Newsletter Netzwerk Recherche 225 vom 22.09.2023
Liebe Kolleg:innen,
bevor ich anfing, selbst bei einer Zeitung zu arbeiten, habe ich hin und wieder E-Mails an Journalist:innen geschrieben, wenn mich ein Text besonders beeindruckt hat. Einfach so, spontan, direkt nach dem Lesen, um mich zu bedanken. Später dann, im Job, hätte ich mich so etwas nicht mehr getraut. Ich hatte zu viel Sorge, es könnte anbiedernd oder gar überheblich rüberkommen. Dabei habe ich mich selbst immer unglaublich gefreut, wenn es Lob gab für Texte, gerade von Kolleg:innen.

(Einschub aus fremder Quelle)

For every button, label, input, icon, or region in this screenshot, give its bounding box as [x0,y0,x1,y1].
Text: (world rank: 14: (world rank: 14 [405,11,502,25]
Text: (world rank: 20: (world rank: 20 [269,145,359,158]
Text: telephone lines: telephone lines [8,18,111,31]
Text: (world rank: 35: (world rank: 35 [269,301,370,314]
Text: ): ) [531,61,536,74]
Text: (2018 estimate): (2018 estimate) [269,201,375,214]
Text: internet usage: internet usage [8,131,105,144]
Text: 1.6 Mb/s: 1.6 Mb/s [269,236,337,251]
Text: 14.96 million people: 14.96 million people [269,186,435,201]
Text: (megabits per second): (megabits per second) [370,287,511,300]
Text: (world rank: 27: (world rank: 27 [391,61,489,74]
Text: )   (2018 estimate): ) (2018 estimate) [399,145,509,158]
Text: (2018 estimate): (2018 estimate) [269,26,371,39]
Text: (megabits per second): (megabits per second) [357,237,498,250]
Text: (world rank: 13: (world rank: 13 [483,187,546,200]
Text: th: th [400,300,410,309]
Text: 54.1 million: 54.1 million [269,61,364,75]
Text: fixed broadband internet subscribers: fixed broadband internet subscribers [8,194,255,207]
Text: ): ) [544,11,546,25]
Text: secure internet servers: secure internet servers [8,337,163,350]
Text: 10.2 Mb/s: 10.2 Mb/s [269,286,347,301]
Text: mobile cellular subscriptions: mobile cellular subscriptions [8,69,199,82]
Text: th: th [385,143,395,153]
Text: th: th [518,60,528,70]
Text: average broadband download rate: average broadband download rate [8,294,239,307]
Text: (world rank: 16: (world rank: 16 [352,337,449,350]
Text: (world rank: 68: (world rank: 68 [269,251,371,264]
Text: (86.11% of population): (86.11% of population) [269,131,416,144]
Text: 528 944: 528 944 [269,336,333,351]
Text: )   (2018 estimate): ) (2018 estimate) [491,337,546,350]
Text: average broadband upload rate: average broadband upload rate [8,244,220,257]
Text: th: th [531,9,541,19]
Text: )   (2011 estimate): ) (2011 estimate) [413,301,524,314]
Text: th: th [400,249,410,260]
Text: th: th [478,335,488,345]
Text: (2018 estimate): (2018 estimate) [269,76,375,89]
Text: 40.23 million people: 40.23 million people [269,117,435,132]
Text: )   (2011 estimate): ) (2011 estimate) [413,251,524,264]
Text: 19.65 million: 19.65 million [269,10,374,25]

In letzter Zeit verteile ich deshalb wieder aktiv Zuspruch, persönlich, schriftlich, und über die sozialen Medien, auch viel öffentlicher als früher. Ich mache das bewusst, weil ich mich oft genug über unsere Branche ärgere, die so unsolidarisch gegenüber Kolleg:innen sein kann. Natürlich ist es wichtig, dass wir uns gegenseitig auf die Finger schauen, falschen Berichten widersprechen, auch inhaltlich öffentlich streiten. Aber wo Kolleg:innen Angriffen und Beleidigungen ausgesetzt sind, schlicht weil sie ihren Job machen, könnten wir viel klarer redaktions- und medienübergreifend zusammenstehen.

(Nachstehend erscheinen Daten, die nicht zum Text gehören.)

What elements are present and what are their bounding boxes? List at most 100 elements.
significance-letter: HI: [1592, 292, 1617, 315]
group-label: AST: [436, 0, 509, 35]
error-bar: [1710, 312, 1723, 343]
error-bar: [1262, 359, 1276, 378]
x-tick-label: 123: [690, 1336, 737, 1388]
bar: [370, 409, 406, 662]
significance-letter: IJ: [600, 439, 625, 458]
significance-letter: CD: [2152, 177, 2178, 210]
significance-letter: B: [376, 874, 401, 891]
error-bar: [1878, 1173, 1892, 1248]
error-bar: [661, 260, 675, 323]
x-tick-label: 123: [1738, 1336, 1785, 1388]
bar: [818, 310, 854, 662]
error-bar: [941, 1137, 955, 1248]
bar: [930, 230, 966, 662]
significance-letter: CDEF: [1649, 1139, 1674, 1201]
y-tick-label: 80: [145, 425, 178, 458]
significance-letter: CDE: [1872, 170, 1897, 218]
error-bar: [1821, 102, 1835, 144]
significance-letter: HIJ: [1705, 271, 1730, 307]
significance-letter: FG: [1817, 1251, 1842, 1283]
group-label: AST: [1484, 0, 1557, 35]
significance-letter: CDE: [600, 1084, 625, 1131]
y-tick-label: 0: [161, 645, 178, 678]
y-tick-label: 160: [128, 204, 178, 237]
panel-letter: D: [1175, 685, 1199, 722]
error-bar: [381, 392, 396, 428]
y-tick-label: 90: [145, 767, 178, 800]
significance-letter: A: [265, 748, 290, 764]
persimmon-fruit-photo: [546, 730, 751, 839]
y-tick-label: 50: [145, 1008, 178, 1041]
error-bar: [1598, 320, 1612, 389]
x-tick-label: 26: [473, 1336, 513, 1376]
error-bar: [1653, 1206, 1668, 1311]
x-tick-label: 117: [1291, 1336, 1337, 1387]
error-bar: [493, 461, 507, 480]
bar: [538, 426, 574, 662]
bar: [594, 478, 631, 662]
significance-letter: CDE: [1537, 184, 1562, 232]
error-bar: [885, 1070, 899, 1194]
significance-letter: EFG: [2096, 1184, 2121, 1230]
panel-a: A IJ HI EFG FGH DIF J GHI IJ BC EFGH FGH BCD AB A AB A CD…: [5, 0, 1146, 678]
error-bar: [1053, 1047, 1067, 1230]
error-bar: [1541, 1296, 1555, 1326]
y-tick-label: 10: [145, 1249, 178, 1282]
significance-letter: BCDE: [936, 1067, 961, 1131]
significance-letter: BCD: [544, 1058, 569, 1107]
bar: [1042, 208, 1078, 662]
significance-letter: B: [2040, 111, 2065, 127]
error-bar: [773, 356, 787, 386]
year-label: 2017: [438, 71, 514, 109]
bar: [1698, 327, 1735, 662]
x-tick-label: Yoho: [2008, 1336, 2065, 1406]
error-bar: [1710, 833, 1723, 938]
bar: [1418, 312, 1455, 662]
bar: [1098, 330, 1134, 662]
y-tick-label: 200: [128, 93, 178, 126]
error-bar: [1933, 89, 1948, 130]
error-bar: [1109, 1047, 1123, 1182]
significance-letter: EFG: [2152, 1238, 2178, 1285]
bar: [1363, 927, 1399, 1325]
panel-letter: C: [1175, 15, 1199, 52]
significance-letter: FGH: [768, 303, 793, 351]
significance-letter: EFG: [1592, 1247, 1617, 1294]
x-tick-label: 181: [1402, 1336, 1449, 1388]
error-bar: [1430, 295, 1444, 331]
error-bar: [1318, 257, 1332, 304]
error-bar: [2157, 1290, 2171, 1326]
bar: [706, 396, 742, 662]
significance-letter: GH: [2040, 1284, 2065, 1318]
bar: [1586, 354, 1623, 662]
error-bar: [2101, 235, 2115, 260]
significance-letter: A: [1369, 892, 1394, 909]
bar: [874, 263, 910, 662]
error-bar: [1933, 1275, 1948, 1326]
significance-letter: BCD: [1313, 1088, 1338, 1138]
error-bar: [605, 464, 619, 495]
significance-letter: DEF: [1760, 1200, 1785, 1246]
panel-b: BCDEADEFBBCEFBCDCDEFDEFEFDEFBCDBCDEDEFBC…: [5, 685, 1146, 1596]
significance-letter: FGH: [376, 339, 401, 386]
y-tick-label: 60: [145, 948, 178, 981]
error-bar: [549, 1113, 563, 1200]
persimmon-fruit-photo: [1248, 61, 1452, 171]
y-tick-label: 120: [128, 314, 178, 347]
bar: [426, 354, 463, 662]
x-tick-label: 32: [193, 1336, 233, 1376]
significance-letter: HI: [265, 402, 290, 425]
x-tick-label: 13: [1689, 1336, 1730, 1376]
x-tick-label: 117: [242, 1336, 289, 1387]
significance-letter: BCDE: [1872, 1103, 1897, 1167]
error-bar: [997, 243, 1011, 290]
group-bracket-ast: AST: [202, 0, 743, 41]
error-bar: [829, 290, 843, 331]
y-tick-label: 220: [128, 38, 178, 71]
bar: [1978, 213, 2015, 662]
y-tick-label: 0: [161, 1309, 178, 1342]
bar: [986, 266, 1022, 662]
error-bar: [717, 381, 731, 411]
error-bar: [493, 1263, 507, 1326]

Wo sich Altrocker mit perversen Castingmethoden und Politiker mit Neo-Nazi-Vergangenheit statt an ihren Taten an der angeblichen „Hetze“ und „Kampagnen“ der berichtenden Medien abarbeiten und damit dann auch noch in den Kommentarspalten Widerhall finden, da schadet sich unsere Branche selbst. Wenn Kolleg:innen ihre Recherchewege transparent machen und offenlegen, was sie wissen und was sie nicht wissen (können), dann gehören sie dabei unterstützt und nicht zerfleischt.

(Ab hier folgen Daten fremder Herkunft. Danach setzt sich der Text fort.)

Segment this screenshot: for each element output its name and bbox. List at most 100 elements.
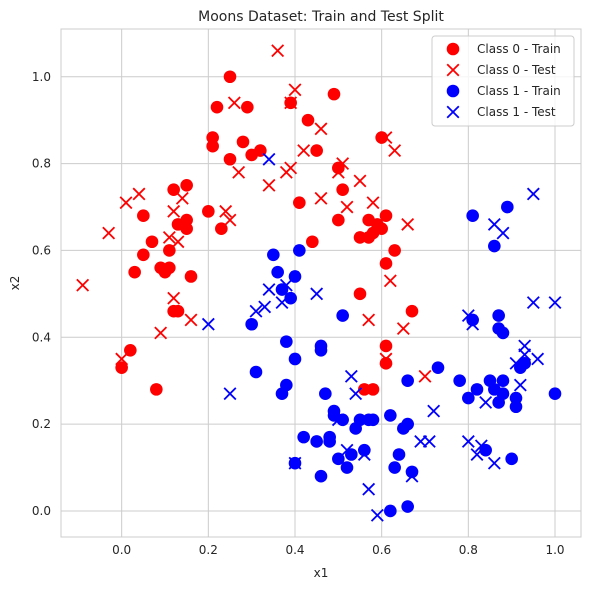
data-point-x [262,283,276,296]
data-point-x [171,235,185,249]
data-point-circle [462,391,475,405]
series-3 [201,152,562,522]
data-point-circle [470,383,484,396]
series-1 [76,44,432,383]
data-point-x [466,317,480,331]
data-point-circle [314,469,328,483]
data-point-x [401,217,415,231]
data-point-circle [163,261,176,275]
data-point-circle [297,430,310,444]
data-point-x [396,322,410,336]
data-point-x [288,83,302,97]
data-point-x [184,313,198,327]
data-point-circle [405,465,419,479]
data-point-x [271,44,285,58]
y-tick-label: 1.0 [32,70,51,84]
data-point-circle [180,222,193,236]
data-point-circle [379,339,393,353]
data-point-x [405,469,419,483]
data-points [76,44,562,522]
data-point-circle [401,417,414,431]
data-point-x [262,152,276,166]
legend-box [431,35,575,127]
data-point-x [258,300,272,314]
series-0 [115,70,419,396]
y-tick-label: 0.0 [32,504,51,518]
data-point-circle [150,383,163,396]
data-point-circle [128,265,141,279]
data-point-circle [280,378,293,392]
data-point-x [362,313,376,327]
y-tick-label: 0.2 [32,417,51,431]
data-point-x [76,278,90,292]
data-point-circle [202,205,215,218]
data-point-x [331,413,345,427]
legend-label: Class 1 - Test [477,105,556,119]
data-point-x [284,96,298,110]
data-point-circle [353,413,367,427]
data-point-circle [310,435,323,448]
data-point-x [331,165,345,179]
data-point-circle [336,309,349,322]
data-point-circle [180,179,193,192]
data-point-circle [332,213,345,227]
data-point-circle [401,500,414,513]
data-point-x [357,448,371,461]
data-point-circle [405,304,419,318]
data-point-circle [137,248,150,262]
data-point-circle [548,387,562,401]
data-point-circle [384,409,397,422]
data-point-circle [453,374,466,387]
data-point-circle [301,113,315,127]
legend-x-marker [446,63,460,77]
data-point-circle [505,452,518,466]
data-point-x [154,326,168,340]
data-point-circle [336,413,349,427]
data-point-circle [492,309,505,322]
data-point-circle [466,209,479,223]
data-point-circle [353,231,367,244]
data-point-circle [340,461,354,474]
data-point-circle [249,365,263,379]
data-point-x [340,200,354,214]
data-point-circle [271,265,284,279]
data-point-x [344,369,358,383]
data-point-circle [206,131,219,144]
data-point-x [388,144,402,158]
data-point-x [297,144,311,158]
data-point-circle [223,152,237,166]
y-axis-label: x2 [8,276,22,291]
data-point-x [418,369,432,383]
y-tick-label: 0.6 [32,243,51,257]
legend-circle-marker [446,42,460,56]
data-point-circle [401,374,414,387]
data-point-x [479,395,493,409]
data-point-circle [358,383,371,396]
x-tick-label: 0.2 [199,543,218,557]
data-point-circle [236,135,250,149]
data-point-circle [323,435,336,448]
data-point-x [461,435,475,448]
y-tick-label: 0.4 [32,330,51,344]
data-point-circle [366,413,380,427]
legend-circle-marker [446,84,460,98]
tick-labels: 0.0 0.2 0.4 0.6 0.8 1.0 0.0 0.2 0.4 0.6 0.8 1.0 [32,70,565,557]
legend-entry: Class 0 - Test [446,63,556,77]
data-point-x [518,348,532,362]
data-point-circle [379,209,393,223]
data-point-circle [245,317,258,331]
legend: Class 0 - Train Class 0 - Test Class 1 - T… [431,35,575,127]
data-point-circle [280,335,293,348]
data-point-x [249,304,263,318]
data-point-circle [388,244,401,257]
data-point-x [362,482,376,496]
data-point-x [227,96,241,110]
data-point-circle [375,131,388,144]
data-point-circle [184,270,198,283]
legend-entry: Class 1 - Train [446,84,561,98]
data-point-x [162,230,176,244]
data-point-x [526,296,540,309]
data-point-circle [137,209,150,223]
data-point-circle [288,352,302,366]
x-tick-label: 1.0 [545,543,564,557]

In diesem Sinne: Seid solidarisch und hakt euch unter – virtuell oder auch persönlich bei einer der tollen Konferenzen/Treffen, von denen ihr auch in diesem Newsletter wieder lesen könnt – diese Gesellschaft braucht mutige und ermutigte Reporter:innen.
Eure
Elisa Simantke
P.S.: Ich bin für dieses Editorial sehr tief in mein E-Mail Archiv gestiegen, um die allererste E-Mail zu finden, die ich in dieser Art verschickt habe. Leider sind die frühen 2000er darin nicht mehr auffindbar. Ich weiß aber noch genau, dass ich zu meiner großen Überraschung noch am selben Tag eine überschwängliche Antwort zurückbekam, in der sich der Autor für das Lob bedankte. Allzu häufig scheint er solche Post wohl nicht bekommen zu haben.